With its recent slump and the long line of sequels down the pipeline, it is a frequently floated theory that Pixar is losing its creative mojo, but "Sanjay's Super Team" turns that upside down as it showcases the most perfect blend of stunning visuals and heartwarming story that Pixar has ever created in a short film. It's a wise and touching story about a young boy who would rather watch his favorite cartoon than meditate with his father, and goes on a daydream adventure with Hindu gods reimagined as superheroes. This part takes up most of the film, and is a flamboyant and dazzling display of pure artistry as the animation effortlessly transcends visual styles for a colorful extravaganza that echoes the works of Japan's Studio Ghibli and Ireland's Cartoon Saloon as it takes on the fast-paced action of modern films with a nostalgic and loving incorporation of traditional Hindu culture. The story is more distinctly Pixar, with the heart-tugging emotions and twists we've come to expect; it's also an incredibly wise film that tackles a lot of themes in its short runtime as it leaves you reflecting on your own culture and traditions, or lack thereof. The deep integration between the flamboyant visuals and the heartfelt, personal story, alongside the showcase of Hindu culture, makes this Pixar's best short film yet and a satisfying taste of what we can expect from their new generation of artists and storytellers in the years to come.

Au fil de l'eau

November 9, 2015

​Throughout history, animation has been bringing inanimate objects to life through the use of various mediums, for animation itself is about the illusion of life.

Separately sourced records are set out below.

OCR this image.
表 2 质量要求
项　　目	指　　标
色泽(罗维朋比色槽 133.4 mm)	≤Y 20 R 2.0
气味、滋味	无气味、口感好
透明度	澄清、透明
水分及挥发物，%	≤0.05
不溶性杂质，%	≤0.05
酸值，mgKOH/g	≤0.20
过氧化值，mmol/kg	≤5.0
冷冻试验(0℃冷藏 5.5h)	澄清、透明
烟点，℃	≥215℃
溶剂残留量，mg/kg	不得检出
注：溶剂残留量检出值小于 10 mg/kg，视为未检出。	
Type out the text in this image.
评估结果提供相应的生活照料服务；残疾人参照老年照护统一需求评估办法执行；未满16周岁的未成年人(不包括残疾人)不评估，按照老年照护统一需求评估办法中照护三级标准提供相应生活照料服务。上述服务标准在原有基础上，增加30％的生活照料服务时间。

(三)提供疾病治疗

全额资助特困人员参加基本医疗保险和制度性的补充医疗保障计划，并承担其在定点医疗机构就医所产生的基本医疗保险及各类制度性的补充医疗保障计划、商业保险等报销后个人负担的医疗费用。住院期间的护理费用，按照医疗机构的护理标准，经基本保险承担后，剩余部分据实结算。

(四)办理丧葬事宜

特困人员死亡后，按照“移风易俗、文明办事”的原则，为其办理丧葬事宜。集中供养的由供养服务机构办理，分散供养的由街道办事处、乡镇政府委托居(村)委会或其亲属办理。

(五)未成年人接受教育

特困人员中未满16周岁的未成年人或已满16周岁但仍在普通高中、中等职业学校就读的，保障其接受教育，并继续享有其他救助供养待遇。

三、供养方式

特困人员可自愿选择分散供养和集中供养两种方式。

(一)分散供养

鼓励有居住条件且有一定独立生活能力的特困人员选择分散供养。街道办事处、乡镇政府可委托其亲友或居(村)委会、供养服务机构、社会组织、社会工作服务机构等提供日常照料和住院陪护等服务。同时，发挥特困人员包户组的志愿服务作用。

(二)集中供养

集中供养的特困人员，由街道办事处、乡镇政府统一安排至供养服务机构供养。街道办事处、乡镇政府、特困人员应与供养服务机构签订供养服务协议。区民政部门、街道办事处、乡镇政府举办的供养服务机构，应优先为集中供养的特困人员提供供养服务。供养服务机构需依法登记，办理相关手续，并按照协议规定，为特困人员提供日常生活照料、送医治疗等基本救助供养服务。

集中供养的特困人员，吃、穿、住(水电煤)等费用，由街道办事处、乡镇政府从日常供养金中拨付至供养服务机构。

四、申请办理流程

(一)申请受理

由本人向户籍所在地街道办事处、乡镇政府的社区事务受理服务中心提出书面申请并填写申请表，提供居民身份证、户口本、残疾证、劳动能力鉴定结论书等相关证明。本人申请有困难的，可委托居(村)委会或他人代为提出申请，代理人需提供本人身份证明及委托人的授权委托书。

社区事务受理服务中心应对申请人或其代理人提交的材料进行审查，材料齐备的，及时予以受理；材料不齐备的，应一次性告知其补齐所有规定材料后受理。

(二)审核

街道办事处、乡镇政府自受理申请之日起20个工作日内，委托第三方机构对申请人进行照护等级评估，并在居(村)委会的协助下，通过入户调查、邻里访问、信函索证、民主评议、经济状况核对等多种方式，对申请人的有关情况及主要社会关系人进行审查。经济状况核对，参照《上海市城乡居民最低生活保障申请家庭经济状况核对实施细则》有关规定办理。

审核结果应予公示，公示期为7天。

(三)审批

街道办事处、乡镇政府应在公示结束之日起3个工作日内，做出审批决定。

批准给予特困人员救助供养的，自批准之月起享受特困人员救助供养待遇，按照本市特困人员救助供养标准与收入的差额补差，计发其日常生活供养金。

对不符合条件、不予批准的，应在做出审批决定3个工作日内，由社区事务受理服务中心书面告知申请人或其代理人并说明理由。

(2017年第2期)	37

This cannot be more true in former Disney director Dominique Monfery's animated short "Au fil de l'eau," where we follow the adventures of water droplets as they struggle to survive in an unforgiving environment to a lively and deeply integrated musical score from Julia Pajot that blurs the line between music and sound effects. Fittingly, this illusion of life, with its seemingly indistinguishable but simultaneously individualized water droplets as characters, is, metaphorically, about life itself. Although the message is open to interpretation, overall this is a beautifully animated and inventively original short film that will nudge you to look, and to listen, a little bit closer.

Bear Story

November 9, 2015

"Bear Story" is a tremendously moving, poetic and personal tale of loss and grief that operates on multiple thematic and emotional levels with strong political undertones. Although not as flamboyantly Pixar-esque as last year's emotional bombardment "The Dam Keeper," it trades heavy hitting emotion for a dimmer but longer lasting fire, enabled by a creatively utilized dash of ambiguity that draws you in to its deeper depths, where the instillation of a peculiar uncertainty and yearning is a miniature replication of the suffering depicted. Such a multileveled approach is also seen with the surface plot, where we follow an old bear reminiscing about his family with a mechanical diorama that tells his story, although the level of correlation between the diorama's story and its operator's is questionable, and in fact subtly invites further analysis. Not only is "Bear Story" incredibly affecting, but it sets itself apart with its unique approach, and the result is quite simply a masterpiece.